Complexo de apartamentos conhecido como “formigueiro humano” abriga 20.000 pessoas que nunca precisam sair
Nos últimos anos, o planejamento urbano tem testemunhado o surgimento de um fenômeno fascinante: mega-complexos residenciais capazes de abrigar milhares de pessoas sob o mesmo teto. Um dos exemplos mais marcantes está localizado nas proximidades de São Petersburgo, na Rússia, chamando atenção mundial por sua escala gigantesca.
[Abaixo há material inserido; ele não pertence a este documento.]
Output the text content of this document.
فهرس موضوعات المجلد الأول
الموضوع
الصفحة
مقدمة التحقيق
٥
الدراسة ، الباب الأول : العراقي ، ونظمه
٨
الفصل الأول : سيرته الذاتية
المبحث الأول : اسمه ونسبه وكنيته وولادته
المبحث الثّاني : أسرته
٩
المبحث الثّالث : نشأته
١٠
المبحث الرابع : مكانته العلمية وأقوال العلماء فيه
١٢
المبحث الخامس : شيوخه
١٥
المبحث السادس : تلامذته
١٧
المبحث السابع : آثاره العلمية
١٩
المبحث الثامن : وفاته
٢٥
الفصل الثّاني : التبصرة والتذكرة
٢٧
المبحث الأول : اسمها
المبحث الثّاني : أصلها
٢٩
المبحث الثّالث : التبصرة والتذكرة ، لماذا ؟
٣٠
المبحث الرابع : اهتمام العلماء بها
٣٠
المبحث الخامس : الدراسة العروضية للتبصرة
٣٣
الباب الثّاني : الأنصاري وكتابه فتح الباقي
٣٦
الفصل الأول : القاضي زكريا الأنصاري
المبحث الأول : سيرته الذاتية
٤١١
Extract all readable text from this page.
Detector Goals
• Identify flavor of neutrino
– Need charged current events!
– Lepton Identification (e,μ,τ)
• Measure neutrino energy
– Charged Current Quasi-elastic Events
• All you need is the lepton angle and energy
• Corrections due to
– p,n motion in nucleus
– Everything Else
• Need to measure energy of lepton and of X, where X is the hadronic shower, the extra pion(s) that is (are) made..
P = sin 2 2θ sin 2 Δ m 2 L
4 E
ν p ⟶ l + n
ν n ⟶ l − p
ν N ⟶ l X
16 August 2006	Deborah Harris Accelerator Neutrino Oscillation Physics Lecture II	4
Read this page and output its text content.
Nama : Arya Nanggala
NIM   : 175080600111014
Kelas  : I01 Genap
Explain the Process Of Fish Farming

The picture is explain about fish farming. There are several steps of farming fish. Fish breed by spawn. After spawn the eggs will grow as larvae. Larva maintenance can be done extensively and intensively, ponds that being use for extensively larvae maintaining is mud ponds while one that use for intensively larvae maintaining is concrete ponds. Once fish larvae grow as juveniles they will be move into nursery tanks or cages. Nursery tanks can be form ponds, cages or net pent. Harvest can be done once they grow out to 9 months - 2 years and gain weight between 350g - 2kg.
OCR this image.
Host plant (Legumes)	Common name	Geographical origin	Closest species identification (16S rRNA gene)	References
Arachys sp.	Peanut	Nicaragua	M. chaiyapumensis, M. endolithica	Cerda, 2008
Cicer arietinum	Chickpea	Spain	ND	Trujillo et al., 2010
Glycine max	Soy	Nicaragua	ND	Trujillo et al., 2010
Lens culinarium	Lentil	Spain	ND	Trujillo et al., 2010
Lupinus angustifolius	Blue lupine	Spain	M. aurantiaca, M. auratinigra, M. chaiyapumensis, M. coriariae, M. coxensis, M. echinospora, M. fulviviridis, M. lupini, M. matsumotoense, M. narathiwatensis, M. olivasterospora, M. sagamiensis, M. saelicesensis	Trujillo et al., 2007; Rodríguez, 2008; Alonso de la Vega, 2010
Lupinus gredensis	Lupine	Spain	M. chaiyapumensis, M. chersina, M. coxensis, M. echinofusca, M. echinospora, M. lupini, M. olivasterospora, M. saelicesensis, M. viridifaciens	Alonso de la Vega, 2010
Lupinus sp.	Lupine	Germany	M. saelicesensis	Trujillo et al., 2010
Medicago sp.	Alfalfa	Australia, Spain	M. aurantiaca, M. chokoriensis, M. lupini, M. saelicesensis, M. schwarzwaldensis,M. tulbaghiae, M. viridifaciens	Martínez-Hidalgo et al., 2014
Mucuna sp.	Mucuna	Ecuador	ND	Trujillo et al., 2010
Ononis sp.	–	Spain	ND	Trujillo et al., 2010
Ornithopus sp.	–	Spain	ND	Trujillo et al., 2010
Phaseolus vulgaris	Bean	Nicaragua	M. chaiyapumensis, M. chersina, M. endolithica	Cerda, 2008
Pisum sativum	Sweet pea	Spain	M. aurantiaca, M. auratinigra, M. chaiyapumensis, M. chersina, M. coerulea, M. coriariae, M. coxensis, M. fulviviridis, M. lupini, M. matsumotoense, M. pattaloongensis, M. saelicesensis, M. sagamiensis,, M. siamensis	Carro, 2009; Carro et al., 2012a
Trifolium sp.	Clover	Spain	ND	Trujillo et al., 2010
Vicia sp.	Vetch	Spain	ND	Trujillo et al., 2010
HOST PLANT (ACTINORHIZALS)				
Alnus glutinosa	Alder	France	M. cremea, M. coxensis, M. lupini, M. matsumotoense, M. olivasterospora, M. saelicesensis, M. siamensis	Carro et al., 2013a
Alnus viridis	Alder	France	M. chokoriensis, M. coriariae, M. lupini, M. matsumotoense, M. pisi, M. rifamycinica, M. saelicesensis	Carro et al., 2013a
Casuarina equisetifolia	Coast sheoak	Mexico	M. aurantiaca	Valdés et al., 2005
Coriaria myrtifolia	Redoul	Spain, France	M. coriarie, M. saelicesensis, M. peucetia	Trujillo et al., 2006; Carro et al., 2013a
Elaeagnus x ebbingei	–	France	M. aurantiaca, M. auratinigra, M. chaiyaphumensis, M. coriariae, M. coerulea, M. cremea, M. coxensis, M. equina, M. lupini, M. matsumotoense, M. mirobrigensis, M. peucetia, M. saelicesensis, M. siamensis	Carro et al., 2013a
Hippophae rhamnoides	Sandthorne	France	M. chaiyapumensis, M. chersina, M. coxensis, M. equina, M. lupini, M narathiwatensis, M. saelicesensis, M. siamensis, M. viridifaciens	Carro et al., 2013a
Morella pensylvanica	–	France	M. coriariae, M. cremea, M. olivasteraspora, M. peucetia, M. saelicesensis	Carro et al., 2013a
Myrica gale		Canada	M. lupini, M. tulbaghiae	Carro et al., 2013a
Apelidado popularmente de formigueiro humano, o imenso edifício abriga cerca de 20.000 moradores espalhados por 3.708 apartamentos, divididos em 25 andares. A arquitetura foi rigorosamente planejada para otimizar cada metro quadrado disponível.
Na estrutura do prédio, cada bloco conta com quatro a seis unidades por andar e é servido por quatro elevadores. A proposta central é formar uma comunidade autossuficiente, onde os habitantes encontram quase tudo o que precisam para o dia a dia sem sequer colocar o pé na rua.
A grande sacada desse modelo é a praticidade. O pavimento térreo do complexo russo funciona como uma verdadeira mini-cidade, reunindo supermercados, salões de beleza, cafeterias, uma creche e uma agência dos correios.
Essa conveniência toda conquista defensores fervorosos. Um dos moradores chegou a relatar que passou seis meses inteiros sem precisar sair do perímetro do complexo, já que encontrava ali absolutamente tudo o que necessitava para viver. Para profissionais com rotinas corridas, economizar tempo de deslocamento em grandes centros urbanos é um benefício imensurável.
Outro ponto que pesa a favor desses gigantes de concreto é o custo acessível. No edifício de São Petersburgo, os imóveis costumam custar entre 25 mil e 70 mil dólares, valores bem inferiores aos praticados no centro da cidade, famoso por propriedades antigas e inflacionadas.
Essa vantagem financeira abre portas para que mais pessoas realizem o sonho da casa própria, especialmente em um cenário global de disparada nos preços imobiliários. A união entre economia na compra e facilidade nos serviços diários consolida o sucesso desses locais.
Ainda assim, morar em um ambiente com uma densidade populacional tão extrema apresenta desvantagens evidentes. Quem vive ali costuma reclamar da longa espera pelos elevadores nos horários de pico, situação muitas vezes comparada à espera por um transporte público lotado. O fluxo intenso de pessoas nas áreas comuns também gera gargalos e desgastes na manutenção.
Especialistas e urbanistas também levantam bandeiras amarelas sobre questões críticas, como a segurança em casos de emergência. A evacuação rápida de 20 mil pessoas durante um incêndio é um desafio logístico complexo, somado à sobrecarga crônica em sistemas como encanamentos e vagas de garagem.
O modelo dos mega-complexos continua polarizando opiniões entre arquitetos, planejadores e a própria população. Enquanto uns enxergam nesses prédios uma resposta moderna e eficiente para a crise de moradia nas cidades, outros temem que a alta densidade traga estresse e problemas estruturais a longo prazo. Enquanto os centros urbanos continuam a se expandir, o futuro desse tipo de habitação segue como um dos temas mais discutidos na arquitetura moderna.